Ma did not mention censorship as being among those responsibilities, but other Chinese officials have.
Until now, the Foreign Ministry has avoided mentioning Google’s name in comments on the dispute that has also drawn Washington into demanding an explanation from Beijing.
Update:
China Daily has posted a strongly worded editorial questioning Google’s motives:
We don’t yet know about its real intention to quit China. But reasons in its statement are not convincing. And it is too early and overly sensitive on the part of Western media outlets to play it up as a political issue and portray Google as a guardian of human rights and freedom of speech.
Every country has its own rules to censor particular kinds of information on the Internet. We spare no efforts in cracking down on pornographic content on the Internet, which we believe and numerous examples have shown are detrimental to the healthy development of young people.
Google should have been quite clear of the Chinese government rules on the management of the Internet even before it entered the Chinese market. In the four years since it was launched in China in 2006, the Internet has been improving rapidly.

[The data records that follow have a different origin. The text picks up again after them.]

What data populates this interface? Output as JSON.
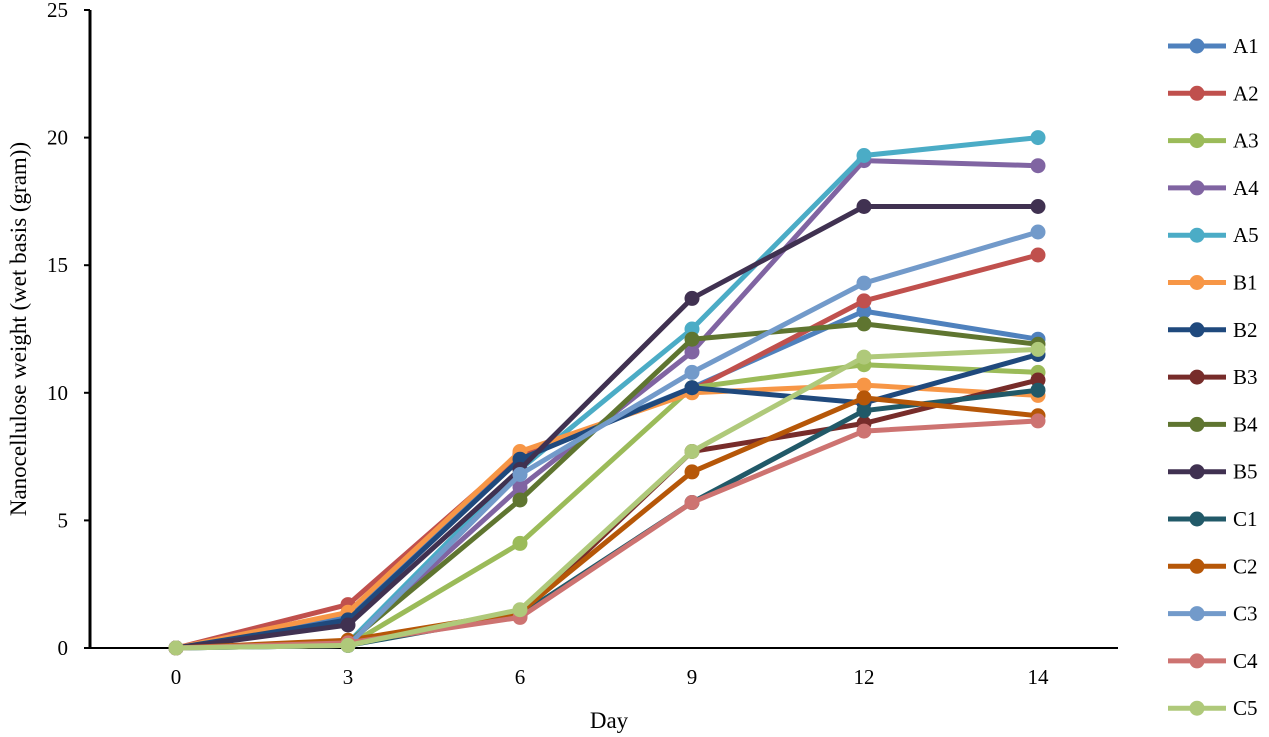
{
  "chart_data": {
    "type": "line",
    "title": "",
    "xlabel": "Day",
    "ylabel": "Nanocellulose weight (wet basis (gram))",
    "categories": [
      "0",
      "3",
      "6",
      "9",
      "12",
      "14"
    ],
    "ylim": [
      0,
      25
    ],
    "yticks": [
      "0",
      "5",
      "10",
      "15",
      "20",
      "25"
    ],
    "grid": false,
    "legend_position": "right",
    "series": [
      {
        "name": "A1",
        "color": "#4F81BD",
        "values": [
          0,
          1.2,
          7.5,
          10.2,
          13.2,
          12.1
        ]
      },
      {
        "name": "A2",
        "color": "#C0504D",
        "values": [
          0,
          1.7,
          7.6,
          10.1,
          13.6,
          15.4
        ]
      },
      {
        "name": "A3",
        "color": "#9BBB59",
        "values": [
          0,
          0.1,
          4.1,
          10.2,
          11.1,
          10.8
        ]
      },
      {
        "name": "A4",
        "color": "#8064A2",
        "values": [
          0,
          0.2,
          6.3,
          11.6,
          19.1,
          18.9
        ]
      },
      {
        "name": "A5",
        "color": "#4BACC6",
        "values": [
          0,
          0.2,
          7.0,
          12.5,
          19.3,
          20.0
        ]
      },
      {
        "name": "B1",
        "color": "#F79646",
        "values": [
          0,
          1.4,
          7.7,
          10.0,
          10.3,
          9.9
        ]
      },
      {
        "name": "B2",
        "color": "#1F497D",
        "values": [
          0,
          1.1,
          7.4,
          10.2,
          9.6,
          11.5
        ]
      },
      {
        "name": "B3",
        "color": "#772C2A",
        "values": [
          0,
          0.2,
          1.3,
          7.7,
          8.8,
          10.5
        ]
      },
      {
        "name": "B4",
        "color": "#5F7530",
        "values": [
          0,
          0.2,
          5.8,
          12.1,
          12.7,
          11.9
        ]
      },
      {
        "name": "B5",
        "color": "#403151",
        "values": [
          0,
          0.9,
          7.0,
          13.7,
          17.3,
          17.3
        ]
      },
      {
        "name": "C1",
        "color": "#215968",
        "values": [
          0,
          0.1,
          1.3,
          5.7,
          9.3,
          10.1
        ]
      },
      {
        "name": "C2",
        "color": "#B65708",
        "values": [
          0,
          0.3,
          1.4,
          6.9,
          9.8,
          9.1
        ]
      },
      {
        "name": "C3",
        "color": "#729ACA",
        "values": [
          0,
          0.1,
          6.8,
          10.8,
          14.3,
          16.3
        ]
      },
      {
        "name": "C4",
        "color": "#CD7371",
        "values": [
          0,
          0.2,
          1.2,
          5.7,
          8.5,
          8.9
        ]
      },
      {
        "name": "C5",
        "color": "#AFC97A",
        "values": [
          0,
          0.1,
          1.5,
          7.7,
          11.4,
          11.7
        ]
      }
    ]
  }
}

It has become an important channel for Chinese people to vent their grievances against corruption and whatever possible wrongs committed by the government at all levels.
If Google considered it feasible to develop its Internet business under Chinese law four years ago, it would be ridiculous for it to feel otherwise when the Internet environment here in China has improved tremendously in terms of censorship.
On his blog, Evan Osnos translates portions of a blog post (since deleted) by Baidu’s Chief Product Design, Sun Yunfeng:
The tone of Google’s chief legal consultant disgusts me. If you withdraw for economic reasons, say it outright. Putting on make-up and saying that Google was attacked by the Chinese and that the Gmail accounts of Chinese dissidents were attacked, in order to pave the way for its withdraw from China, is a humiliation to Chinese people’s intelligence, though it might really suit Westerners’ fantasies—those who are arrogant, have never been to China, don’t know China but love talk about China.
One assumption: if Google had achieved eighty per cent of China’s search engine market, would the senior management of Google still proclaim, “Do no evil” [sic], and would they still withdraw from China?
The whole thing makes me feel one thing: nauseated.
See also, “Google queries China staff in cyber attacks case” from MarketWatch and “Google-China cyber espionage saga – FAQ” from ZDNet.
Meanwhile, Google refutes rumors that it is already closing up shop in China and laying off staff.
For updates on Google in China, Huffington Post is live blogging the story here.
The Wall Street Journal gives a video primer of how Internet censorship works in China:
Update 2: The New York Times reports that evidence has come to light that links the cyber attacks on Google to a source in China:
In the week since the announcement, several computer security companies have made claims supporting Google’s suspicions, but the evidence has remained circumstantial.
Now, by analyzing the software used in the break-ins against Google and dozens of other companies, Joe Stewart, a malware specialist with SecureWorks, a computer security company based in Atlanta, said he determined the main program used in the attack contained a module based on an unusual algorithm from a Chinese technical paper that has been published exclusively on Chinese-language Web sites.
The malware at the heart of Google attack is described by researchers as a “Trojan horse” that is intended to open a back door to a computer on the Internet. The program, called Hydraq by the computer security research community and intended to subvert computers that run different versions of the Windows operating system, was first noticed earlier this year.